Agribashing, de quoi parle-t-on ?

Plus de 10.000 agriculteurs convergent ce mercredi 27 novembre vers Paris un mois après une première mobilisation d’ampleur. Ils se disent victimes d’agribashing, mais que recouvre réellement cette notion ?

D’où vient le mot ? 

Ce terme est utilisé pour la première fois en 2018 dans la presse nationale. “L’agribashing” est un anglicisme qui peut se traduire par “critique systématique” ou “dénigrement” du modèle agricole.  Interrogé par France info, le sociologue Jean Viard explique “Au travers de ce slogan, les manifestants veulent montrer que le monde paysan se sent rejeté par la société”. La notion d’agribashing est surtout utilisée par la FNSEA, le syndicat agricole majoritaire, qui appelle aujourd’hui à manifester. Il regroupe selon lui les mesures gouvernementales ou d’initiative populaire qui stigmatisent le travail des agriculteurs.

Dans quel contexte est-il apparu ?

Depuis quelques années, beaucoup de critiques émergent sur le travail des agriculteurs. Pollution des sols et des aliments par l’utilisation de pesticides, conditions d’élevage des bêtes… les internautes découvrent une nouvelle facette du système agricole par des vidéos critiques postées sur les réseaux sociaux. Des associations de défense des animaux ou de l’environnement pénètrent dans des exploitations agricoles et en rapportent des images choc. C’est le cas de L214, dont les membres se sont introduit la semaine dernière dans un élevage porcin breton.

Ces vidéos encouragent l’internaute à changer de mode de consommation. Seulement, cette vision rapportée de l’agriculture participe au malaise grandissant entre exploitants et consommateurs.

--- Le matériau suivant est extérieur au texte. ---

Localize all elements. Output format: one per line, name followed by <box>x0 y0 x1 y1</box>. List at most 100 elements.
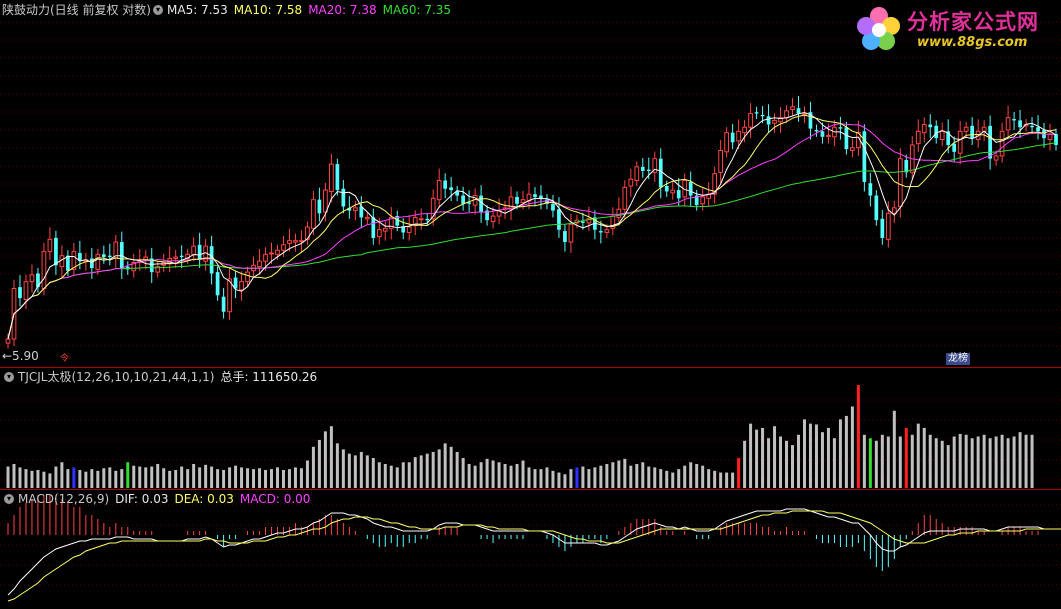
volume-bar <box>856 385 860 488</box>
volume-bar <box>665 470 669 488</box>
ma10-label: MA10: 7.58 <box>233 3 303 17</box>
price-low-label: ←5.90 <box>2 349 39 363</box>
volume-bar <box>575 467 579 488</box>
candle-body-up <box>29 274 35 283</box>
candle-body-up <box>963 126 969 132</box>
candle-body-down <box>557 209 561 230</box>
candle-body-up <box>568 223 574 243</box>
chart-stage[interactable]: 陕鼓动力(日线 前复权 对数) ▾ MA5: 7.53 MA10: 7.58 MA20:… <box>0 0 1061 609</box>
volume-bar <box>210 466 214 488</box>
candle-body-down <box>371 217 376 238</box>
volume-bar <box>814 424 818 488</box>
volume-bar <box>461 457 465 488</box>
candle-body-up <box>257 260 262 268</box>
volume-bar <box>934 438 938 488</box>
volume-bar <box>258 468 262 488</box>
volume-bar <box>216 469 220 488</box>
volume-bar <box>156 463 160 488</box>
panel-separator-1 <box>0 367 1061 368</box>
volume-bar <box>335 443 339 488</box>
candle-body-down <box>646 169 651 171</box>
price-chart[interactable] <box>0 0 1061 609</box>
candle-body-down <box>1018 120 1022 128</box>
volume-bar <box>419 455 423 488</box>
volume-bar <box>383 463 387 488</box>
candle-body-down <box>1030 125 1034 128</box>
volume-bar <box>485 458 489 488</box>
logo-url: www.88gs.com <box>917 35 1028 50</box>
volume-bar <box>557 472 561 488</box>
volume-bar <box>299 468 303 488</box>
volume-bar <box>677 469 681 488</box>
volume-bar <box>371 457 375 488</box>
candle-body-up <box>191 245 197 255</box>
ma10-line <box>7 114 1057 340</box>
candle-body-up <box>742 126 747 134</box>
volume-bar <box>976 436 980 488</box>
volume-bar <box>802 419 806 488</box>
volume-bar <box>395 467 399 488</box>
candle-body-down <box>179 255 184 258</box>
volume-bar <box>12 463 16 488</box>
candle-body-down <box>934 125 939 139</box>
volume-bar <box>186 469 190 488</box>
volume-bar <box>946 445 950 488</box>
candle-body-down <box>515 196 519 204</box>
candle-body-up <box>406 226 412 233</box>
candle-body-down <box>844 127 849 150</box>
volume-bar <box>407 462 411 488</box>
volume-bar <box>443 443 447 488</box>
ma20-label: MA20: 7.38 <box>308 3 377 17</box>
candle-body-down <box>814 129 819 132</box>
volume-bar <box>779 436 783 488</box>
candle-body-up <box>239 281 244 291</box>
volume-bar <box>377 462 381 488</box>
volume-bar <box>293 467 297 488</box>
volume-bar <box>796 434 800 488</box>
volume-bar <box>599 465 603 488</box>
volume-bar <box>982 434 986 488</box>
dropdown-icon[interactable]: ▾ <box>153 4 163 15</box>
volume-bar <box>431 451 435 488</box>
candle-body-down <box>18 287 22 299</box>
volume-bar <box>329 426 333 488</box>
volume-bar <box>1024 434 1028 488</box>
candle-body-down <box>443 180 448 189</box>
candle-body-down <box>970 125 975 139</box>
candle-body-up <box>718 149 723 173</box>
candle-body-up <box>311 199 316 229</box>
candle-body-down <box>1036 127 1040 132</box>
volume-bar <box>707 469 711 488</box>
dragon-list-badge[interactable]: 龙榜 <box>946 353 970 365</box>
candle-body-down <box>215 272 220 296</box>
event-badge-left[interactable]: 令 <box>60 354 69 364</box>
candle-body-down <box>988 125 992 159</box>
dropdown-icon[interactable]: ▾ <box>4 493 14 504</box>
volume-bar <box>204 464 208 488</box>
candle-body-up <box>436 180 442 201</box>
dropdown-icon[interactable]: ▾ <box>4 371 14 382</box>
ma60-label: MA60: 7.35 <box>382 3 452 17</box>
volume-bar <box>898 436 902 488</box>
volume-bar <box>832 438 836 488</box>
candle-body-down <box>820 131 825 137</box>
volume-bar <box>527 467 531 488</box>
candle-body-up <box>772 119 777 124</box>
volume-bar <box>785 440 789 488</box>
candle-body-down <box>760 114 765 117</box>
volume-bar <box>892 410 896 488</box>
ma5-label: MA5: 7.53 <box>167 3 228 17</box>
volume-bar <box>198 467 202 488</box>
dea-label: DEA: 0.03 <box>174 492 234 506</box>
main-header: 陕鼓动力(日线 前复权 对数) ▾ MA5: 7.53 MA10: 7.58 MA20:… <box>2 2 451 18</box>
candle-body-up <box>269 252 274 255</box>
volume-bar <box>958 433 962 488</box>
candle-body-down <box>1012 119 1016 121</box>
volume-bar <box>365 455 369 488</box>
flower-logo-icon <box>857 7 900 50</box>
candle-body-up <box>891 207 897 214</box>
volume-bar <box>234 465 238 488</box>
volume-bar <box>222 469 226 488</box>
volume-bar <box>916 423 920 488</box>
candle-body-up <box>1005 117 1011 131</box>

Les tensions se matérialisent par des agressions physiques ou verbales d’agriculteurs, mais aussi par des intrusions dans les champs pour empêcher la dissémination de pesticides.

Début novembre, le gouvernement a annoncé la mise en place de la cellule Demeter destinée à “identifier et poursuivre” les auteurs de ces infractions. Cette initiative reste pourtant insuffisante pour éradiquer le délaissement des agriculteurs dénoncé par les syndicats. À l’heure des négociations annuelles avec la grande distribution sur les prix de vente, les exploitants déplorent le non-respect de la loi Egalim adoptée il y a plus d’un an. Elle devait assurer une meilleure rétribution des agriculteurs.  Les représentants de la profession critiquent aussi les arrêtés anti-pesticides promulgués par certaines mairies. Sans alternatives, ils ne peuvent pas produire suffisamment pour assurer la survie de leurs exploitations.

Pourquoi pose-t-il problème ? 

L’emploi du terme agribashing ne fait pas l’unanimité au sein du monde agricole. Il recouvre différentes réalités. Certains minimisent ou réfutent l’existence même de la notion, considérant que la FNSEA l’utilise à des fins politiques pour conserver l’industrie agricole actuelle. 

D’autres critiquent l’emploi de ce terme qui met sur un même plan les grands groupes agricoles, adeptes de l’élevage intensif et de l’usage massif de produits phytosanitaires,  et le travail des agriculteurs dans les petites exploitations. Cette assimilation est-elle imputable au mouvement vegan, qui dénonce le principe même de l’élevage ?

Une grande partie de la profession s’inquiète donc de la méconnaissance des métiers de l’agriculture par les consommateurs, qu’un anglicisme approximatif ne peut aider à éclairer.